L’APM nous le révélait récemment : en 2020, le nombre de mammographies a chuté en France de plus de 10 %, le dépistage du cancer du col de l’utérus a suivi la même tendance, tandis que le nombre de coloscopies était en baisse de 20 % et celui des biopsies de la prostate en diminution de 8,9 %, d’après un très sérieux bilan publié par l’Institut National du Cancer (INCa). Dépistages suspendus, soins reportés : la pandémie de Covid-19 aura un lourd impact sur la prise en charge du cancer dans notre pays comme partout ailleurs. Nul doute que l’INCa continuera d’évaluer les conséquences de ces retards sur la santé de nos concitoyens. Terribles vigies que ces indicateurs, pour toucher du doigt l’impact réel de la crise sanitaire sur la survie des patients touchés par le cancer…
Alors que viennent de se conclure le 8 juin dernier les rencontres annuelles de l’ASCO (American Society of Clinical Oncology), qui ont partagé de formidables perspectives pour les patients grâce au foisonnement des innovations annoncées, force est de constater que nous allons avoir à gérer un rattrapage considérable pour remettre les patients au cœur du dispositif national de prise en charge.
Bien que les taux de dépistage aient depuis rebondi, ils restent inférieurs aux niveaux historiques, et il existe un arriéré important de patients dont les visites ont été retardées ou manquées. Pour inciter les patients à se soumettre à un dépistage du cancer pendant et après cette pandémie, il faudra déployer des efforts actifs de sensibilisation, en particulier pour les personnes qui courent un risque élevé de pertes de chance en raison de soins différés.
Dépistages manqués : pourrons-nous rattraper le retard ?
Il est clair que le volume même de ces examens manqués posera des problèmes de rattrapage. Une étude américaine (1) sur les mammographies montre qu’il faudrait 22 semaines pour rattraper le retard dans ce pays et que ce délai serait rallongé là où les systèmes de santé sont moins bien structurés.
Il se peut qu'il ne soit pas possible d'effectuer toutes les visites manquées au cours de l'année qui vient : disponibilité des équipes, défis organisationnels, réticence des patients, préoccupations en matière de sécurité sanitaire… Les patients présentant des signes ou des symptômes de cancer doivent pourtant être encouragés à contacter leur médecin. Mais il y a aussi tous les autres, tous ceux qui constituent probablement la majorité des personnes ayant manqué, repoussé ou annulé un dépistage ! Il reste difficile de catégoriser les patients de manière prospective. Cependant, des outils de prédiction pourraient être utilisés pour aider à identifier les patients à risque (mutations génétiques, antécédents de lésions précancéreuses, antécédents familiaux de cancer), si tant est qu’ils puissent être véritablement mis en œuvre.
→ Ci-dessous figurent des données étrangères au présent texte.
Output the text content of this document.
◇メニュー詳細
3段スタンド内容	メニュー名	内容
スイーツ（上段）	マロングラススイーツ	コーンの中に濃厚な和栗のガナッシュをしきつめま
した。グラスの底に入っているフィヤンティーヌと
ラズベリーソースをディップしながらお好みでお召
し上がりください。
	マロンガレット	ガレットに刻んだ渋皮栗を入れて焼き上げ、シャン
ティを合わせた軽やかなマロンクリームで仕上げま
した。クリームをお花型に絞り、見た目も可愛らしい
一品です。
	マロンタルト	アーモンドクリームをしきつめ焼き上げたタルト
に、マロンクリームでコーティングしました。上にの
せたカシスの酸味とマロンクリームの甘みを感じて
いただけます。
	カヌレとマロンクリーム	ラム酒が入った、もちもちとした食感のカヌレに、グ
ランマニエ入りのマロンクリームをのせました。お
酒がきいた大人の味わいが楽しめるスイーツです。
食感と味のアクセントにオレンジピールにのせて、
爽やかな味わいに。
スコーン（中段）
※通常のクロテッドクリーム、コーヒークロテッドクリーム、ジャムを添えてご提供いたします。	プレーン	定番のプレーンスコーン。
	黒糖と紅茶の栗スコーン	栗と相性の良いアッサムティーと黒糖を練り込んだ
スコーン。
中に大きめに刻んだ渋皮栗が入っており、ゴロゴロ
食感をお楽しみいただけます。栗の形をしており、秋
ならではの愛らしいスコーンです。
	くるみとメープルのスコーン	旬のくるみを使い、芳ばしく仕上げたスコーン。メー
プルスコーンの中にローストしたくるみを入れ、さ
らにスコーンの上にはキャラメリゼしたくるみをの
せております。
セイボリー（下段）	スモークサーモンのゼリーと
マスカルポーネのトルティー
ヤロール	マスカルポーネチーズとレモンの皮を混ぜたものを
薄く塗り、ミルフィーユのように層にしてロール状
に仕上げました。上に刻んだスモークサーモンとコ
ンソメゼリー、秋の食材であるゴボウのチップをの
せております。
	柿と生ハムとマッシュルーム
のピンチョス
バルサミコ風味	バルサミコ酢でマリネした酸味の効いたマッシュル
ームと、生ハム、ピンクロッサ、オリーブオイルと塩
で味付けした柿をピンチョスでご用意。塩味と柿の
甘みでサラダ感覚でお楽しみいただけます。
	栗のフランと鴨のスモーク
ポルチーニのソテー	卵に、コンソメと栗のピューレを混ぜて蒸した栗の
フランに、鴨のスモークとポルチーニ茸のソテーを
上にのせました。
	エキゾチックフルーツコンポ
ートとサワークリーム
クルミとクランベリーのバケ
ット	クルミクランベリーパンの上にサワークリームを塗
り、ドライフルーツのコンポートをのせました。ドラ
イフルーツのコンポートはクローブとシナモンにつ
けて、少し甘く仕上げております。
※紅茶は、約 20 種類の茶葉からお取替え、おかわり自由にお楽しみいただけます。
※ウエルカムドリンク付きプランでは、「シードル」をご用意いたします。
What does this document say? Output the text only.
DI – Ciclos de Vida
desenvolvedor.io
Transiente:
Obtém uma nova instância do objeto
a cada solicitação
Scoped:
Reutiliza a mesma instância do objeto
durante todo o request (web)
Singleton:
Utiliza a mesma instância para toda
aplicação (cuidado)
Finalement, le retour à la « normale » suppose que notre pays maîtrise pleinement la pandémie. Les chiffres, qui s’améliorent nettement depuis quelques semaines, tracent la voie. C’est une condition importante pour que notre système de santé soit proactif et facilite le retour en toute sécurité des patients vers les services de dépistage du cancer. Se dessine alors plus précisément la médecine vers laquelle nous nous orientons, avec mise en œuvre de systèmes de rappel, suivi proactif des patients dont les rendez-vous ont été annulés en raison de la pandémie, utilisation de la télésanté et des approches de dépistage en ambulatoire ou à domicile. Avec bien sûr, des messages compréhensibles et rassurants pour eux et leurs proches, afin de les encourager à se faire dépister sans attendre.
La pandémie de Covid-19 a considérablement perturbé les soins préventifs de routine. Des milliers de visites ont été manquées au printemps et à l'été 2020 et ces perturbations vont sans doute mettre du temps à être corrigées. Quel paradoxe que de parler de perte de chance en cancérologie pour les patients alors que tant d’espoirs, de breakthrough therapies, de traitements innovants viennent d’être mis en avant, tant à l’ASCO que ces jours-ci au congrès de l’European Hematology Association ! Encore un paradoxe, et non des moindres, que nous aura fait vivre cette crise inédite.
(1) Song H, Bergman A, Chen AT, et al. Disruptions in preventive care: Mammograms during the COVID-19 pandemic. Health Serv Res. 2020; 1475-6773.13596; Epub ahead of print.